Australian oppn. leader wants to do something about Bitcoin, because terrorism and crypto

Charles 9

"It's 2017, we should have specific people in high level government / the cabinet with proven knowledge and preferably qualifications in Technology and only allow these people to talk about technology rather than allowing the 2 most senior politicians to sound like my Nan talking about "that infernal machine""

How would you go about forcing this into place AND keeping it in place given the political environment? You're trying to force intelligence on a body that PRIDES itself on being stupid.

Boeing preps pilotless passenger flights – once it has solved the Sully problem, of course

Charles 9

Re: Human Pilotless Plane? I don't think so, Tim.

"A human will keep trying up until the end. I would trust a human over a computer any day."

Not always. They could have a brain fart. Or panic. Do you really want a panic-prone meatbag with your life in his/her hands? Consider Air France 447 and Korean Air 801, both pretty much caused by incompetence in otherwise-highly-seasoned pilots. Plus consider all the stuff you pass through or use everyday that probably doesn't have a human at the controls. There are driverless trains now. If given that you STILL trust the human, then you're basically trusting your gut over your brain unless you can demonstrate a situation where a human WILL beat the computer, 100% (thus proving Boeing's goal impossible, a la Turing's Halting Problem proof).

Charles 9

Re: Automated pilots?

If there's no in-flight entertainment on a transoceanic flight, there's probably going to be a passenger revolt. There's a reason they haven't banned ALL liquids from flights.

Who's behind the Kodi TV streaming stick crackdown?

Charles 9

"The market for media is global, there is no room for notions of regions and exclusive distribution is just a tool to enable price fixing/discrimination which in other industries would be outright illigal."

Yes, there is, in fact. In some countries, content some would find entertaining or at least acceptable would be considered illegal if not subversive (and thus extremely troublemaking). As long as countries have laws which they will back up to the hilt, global distribution will not happen because they'd sooner see the world end first.

Charles 9

Re: Providers are largely responsible.

"No wonder people are happy to get their content from other sources. Sky, TVNZ et al, if you won't want to show a program then don't buy the rights to it, let someone who will show it have it."

Have you ever thought they bought it so that it won't be seen AT ALL? AND they're willing to outbid everyone else to keep it that way? For them, the price of keeping it bottled up is probably less than the losses they would incur if it ever got out.

PCIe speed to double by 2019 to 128GB/s

Charles 9

Re: Shoddy

Not really, as the slot design isn't long enough to make a 32-lane slot.
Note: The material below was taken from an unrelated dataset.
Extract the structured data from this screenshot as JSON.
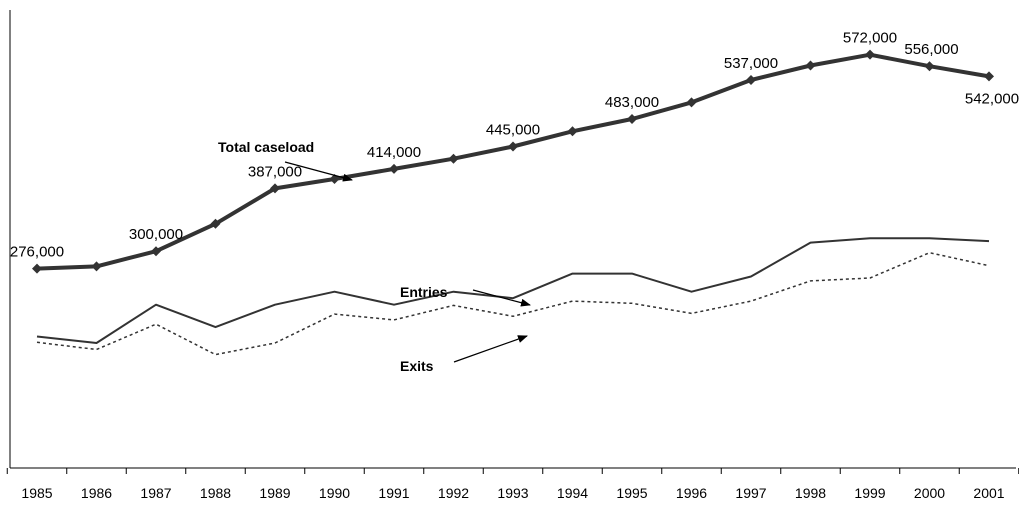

GPUs are the traditional use case for something that needs all that bandwidth because the GPU chews through tons of data when running full out, so it's understood that the max bandwidth quoted is for a max-sized (16-lane) slot and provides a consistent metric. And while most network cards wouldn't need 16 lanes, an adapter for the emerging Ethernet standards probably would need it. Also, the trend in CPU and motherboard tech is to provide more of these lanes to accommodate more devices using them such as NVMe solid-state drives (these currently top out at 4x via the U.2 connector, but a future spec may expand this to improve performance).

When can real-world laws invade augmented reality fantasies? A trial in Milwaukee will decide

Charles 9

Re: Could you not argue rights of assembly?

Even the freedom of assembly can be restricted in the name of the greater good. That's why parades need to be organized and sanctioned. Even "impromptu" assemblies like picket lines usually are limited in where they can demonstrate. Fire codes impose occupancy limits for buildings to help prevent crushes in the event of an emergency, and so on.